Friction & Forces: Calculating Time for Moving 3.45m on Tile Surface

[mkwok]

Homework Statement

To meet a U.S. Postal Service requirement, footwear must have a coefficient of static friction of 0.500 or more on a specified tile surface. A typical athletic shoe has a coefficient of 0.755. In an emergency, what is the minimum time interval in which a person starting from rest can move 3.45 m on a tile surface if she is wearing the following footwear?

(a) footwear meeting the Postal Service minimum

(b) a typical athletic shoe

Homework Equations

Fs\leq (less than or equal to) \musn (static frictional constant times the vertical force of the object)
Fk=\mukn (kinetic frictional force times the vertical force of the object

\sum F = ma

The Attempt at a Solution

I don't even know how to start this problem... suppose I use n=1 as the weight of the runner/person... I would get F=0.5N for the force needed to over come to static frictional force of the U.S Postal Service shoes.. but how do I use that to calculate the time?

 

[mjsd]

this is a rather confusing questions, or some assumptions which should be included is not listed .. one of the thing that concerns me is that how should we model the walking person is this context? or was the persion sliding (in which case you need kinetic fricition too)?

 

[Dick]

I think you can assume the person is not sliding. You aren't going to 'overcome' the static friction, you are going to use it. What's the maximum force the person can attain and what does that tell you about the maximum acceleration?

 

[mjsd]

what I don't get about this is wouldn't the person "make a few steps" before reaching 3.45m?? and hence wouldn't there be additional burst of acceleration? I am kind of confused

 

[Dick]

It's an idealized question, it asks for a minimum time. The minimum time is achieved when the runner is constantly in contact with the surface and exerting maximum force without sliding.

 

[mjsd]

yeah.. very idealized... and only if you know what your answer is would you know how to tackle it unless they state those assumptions clearly or you've done this type of idealised question before... still the context actually makes the question harder than it should be.
thanks

 

[Dick]

True. But as it doesn't even specify how many legs the average postal worker has, you can probably forget about the detailed mechanics of running. At least it gives a gender. And we didn't even use that! :)

 

[Baldealge79]

The Setup

This looks like an interesting problem. Some things to remember.

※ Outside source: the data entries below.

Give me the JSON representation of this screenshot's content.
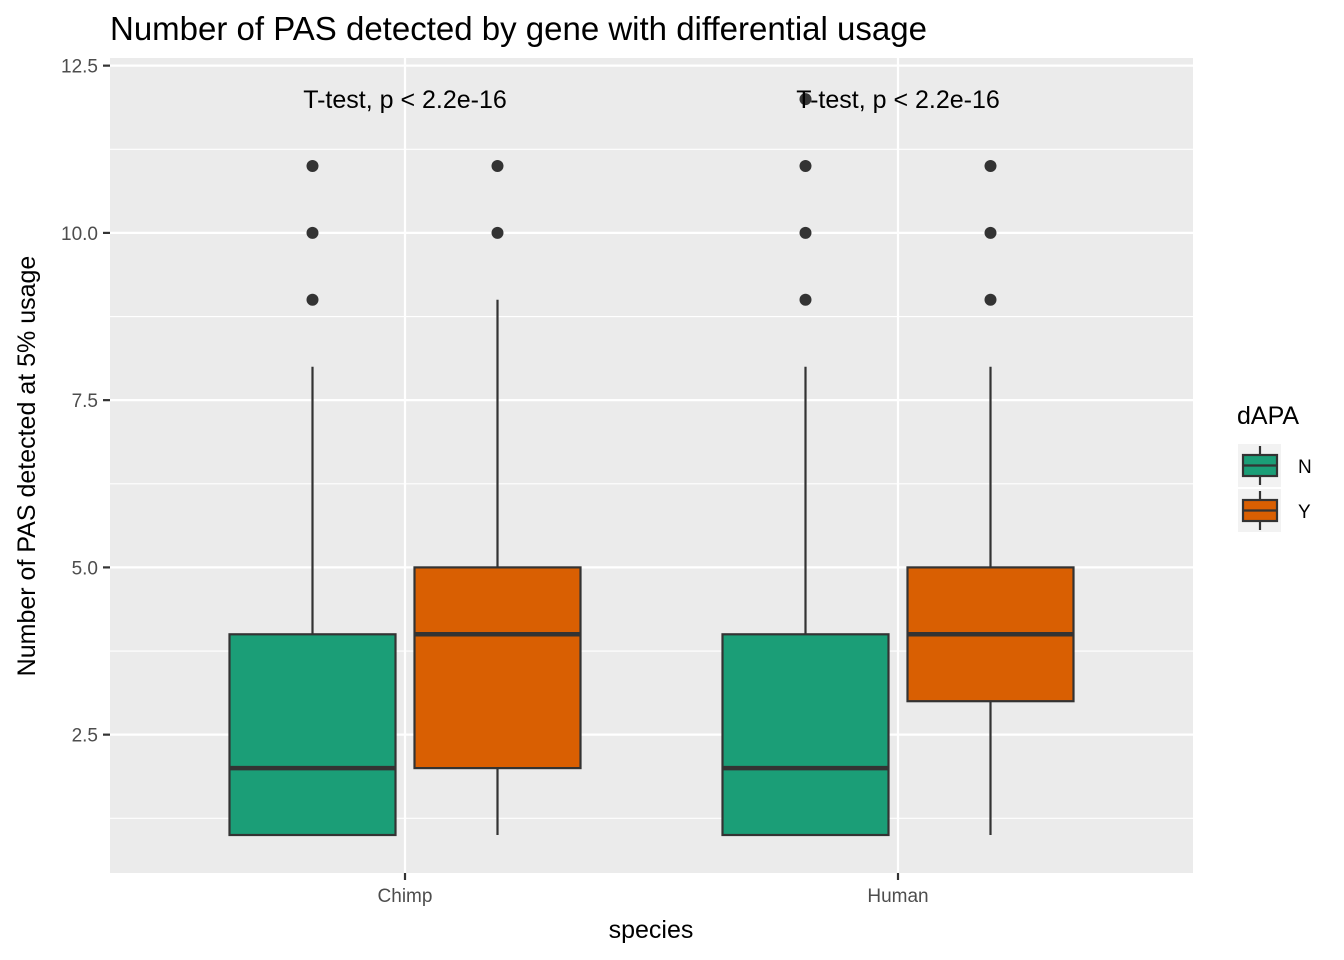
{
  "chart_data": {
    "type": "boxplot",
    "title": "Number of PAS detected by gene with differential usage",
    "xlabel": "species",
    "ylabel": "Number of PAS detected at 5% usage",
    "categories": [
      "Chimp",
      "Human"
    ],
    "ylim": [
      0.8,
      12.55
    ],
    "yticks": [
      2.5,
      5.0,
      7.5,
      10.0,
      12.5
    ],
    "ytick_labels": [
      "2.5",
      "5.0",
      "7.5",
      "10.0",
      "12.5"
    ],
    "grid": true,
    "legend": {
      "title": "dAPA",
      "position": "right",
      "entries": [
        {
          "label": "N",
          "color": "#1b9e77"
        },
        {
          "label": "Y",
          "color": "#d95f02"
        }
      ]
    },
    "annotations": [
      {
        "category": "Chimp",
        "text": "T-test, p < 2.2e-16",
        "y": 12.0
      },
      {
        "category": "Human",
        "text": "T-test, p < 2.2e-16",
        "y": 12.0
      }
    ],
    "series": [
      {
        "name": "N",
        "color": "#1b9e77",
        "boxes": [
          {
            "category": "Chimp",
            "whisker_low": 1,
            "q1": 1,
            "median": 2,
            "q3": 4,
            "whisker_high": 8,
            "outliers": [
              9,
              10,
              11
            ]
          },
          {
            "category": "Human",
            "whisker_low": 1,
            "q1": 1,
            "median": 2,
            "q3": 4,
            "whisker_high": 8,
            "outliers": [
              9,
              10,
              11,
              12
            ]
          }
        ]
      },
      {
        "name": "Y",
        "color": "#d95f02",
        "boxes": [
          {
            "category": "Chimp",
            "whisker_low": 1,
            "q1": 2,
            "median": 4,
            "q3": 5,
            "whisker_high": 9,
            "outliers": [
              10,
              11
            ]
          },
          {
            "category": "Human",
            "whisker_low": 1,
            "q1": 3,
            "median": 4,
            "q3": 5,
            "whisker_high": 8,
            "outliers": [
              9,
              10,
              11
            ]
          }
        ]
      }
    ]
  },
  "colors": {
    "panel_background": "#ebebeb",
    "grid_major": "#ffffff",
    "box_outline": "#333333",
    "outlier": "#333333"
  }
}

1) it's the frictional force that is doing all of the moving in this case. So the sum of the forces should look something like this:
\sumFx = ma - fk
..
ma = f(force of friction)
ma = \muN
ma = \mu(9.8)(m)
the masses cancel
solve for a
a= 7.399m/s^2

Then use two kinematic equations to find out how long it takes to go from rest a distance of 3.45m at an acceleration rate of 7.399m/s^2

Hint:
v(final)^2 = v(initial)^2 + 2a(xf - xi) ---> xf is 3.45m, xi is 0
v(final) = v(initial) + at

Hope it helps. I get 0.966s w/ appropriate sig digs. I could be missing something though . You would do the same thing for the minimum coeffecient of friction value of 0.500...

 

[Dick]

This looks like an interesting problem. Some things to remember.

1) it's the frictional force that is doing all of the moving in this case. So the sum of the forces should look something like this:
\sumFx = ma - fk
..
ma = f(force of friction)
ma = \muN
ma = \mu(9.8)(m)
the masses cancel
solve for a
a= 7.399m/s^2

Then use two kinematic equations to find out how long it takes to go from rest a distance of 3.45m at an acceleration rate of 7.399m/s^2

Hint:
v(final)^2 = v(initial)^2 + 2a(xf - xi) ---> xf is 3.45m, xi is 0
v(final) = v(initial) + at

Hope it helps. I get 0.966s w/ appropriate sig digs. I could be missing something though . You would do the same thing for the minimum coeffecient of friction value of 0.500...

The object of these forums is to help people learn to solve problems, not to solve their problems for them. Read the forum rules. Posting complete solutions is not helpful.

 

[mkwok]

Thank you Baldealge79, that helped me a lot
thanx for the detailed explanation too =]

 

[Baldealge79]

No problem

MKWOK,

No problem. It's good to see how the concept is supposed to work sometimes, so that you can see how to apply it. Apply that concept to the remainder of the problem, and you will be able to get your final answer.

Good luck.

 

[Baldealge79]

Answers

The object of these forums is to help people learn to solve problems, not to solve their problems for them. Read the forum rules. Posting complete solutions is not helpful.

Dick,

In the future if you have something negative to say, do so in a private message. Common civility affords me that right, and I shouldn't have to state that so bluntly to another adult. I gave an example of only half of the problem at most. I can understand how the site doesn't want to promote cheating, but your subjective opinion of whether or not I gave the "complete" answer is debatable.

 

[Dick]

There was no offense meant to you, I know you were just trying to help. I don't consider the question of whether that constitutes a complete solution to be "debatable".

 

[mjsd]

Dick,

In the future if you have something negative to say, do so in a private message. Common civility affords me that right, and I shouldn't have to state that so bluntly to another adult. I gave an example of only half of the problem at most. I can understand how the site doesn't want to promote cheating, but your subjective opinion of whether or not I gave the "complete" answer is debatable.

there is a fine line (however thin) between posting a complete solution to a problem, and the displaying a type of solution as an example. While learning by examples is ok sometimes, it is most oftenly abused. Because ppl like to take "short cut". And we certainly do not encourage taking short cut in technical subject like physics and maths, because in the longer run, it is true understandings that matter, especially in research when things can be so open ended.

 

[MechaMZ]

This looks like an interesting problem. Some things to remember.

1) it's the frictional force that is doing all of the moving in this case. So the sum of the forces should look something like this:
\sumFx = ma - fk
..
ma = f(force of friction)
ma = \muN
ma = \mu(9.8)(m)
the masses cancel
solve for a
a= 7.399m/s^2

Isn't the total force equal to zero if we let the ma equals to force of friction? there is a acceleration, so it should have a resultant force. I'm confuse, please help me.
ma = f(force of friction)
ma = \muN

thank you =)

 

[MechaMZ]

any idea?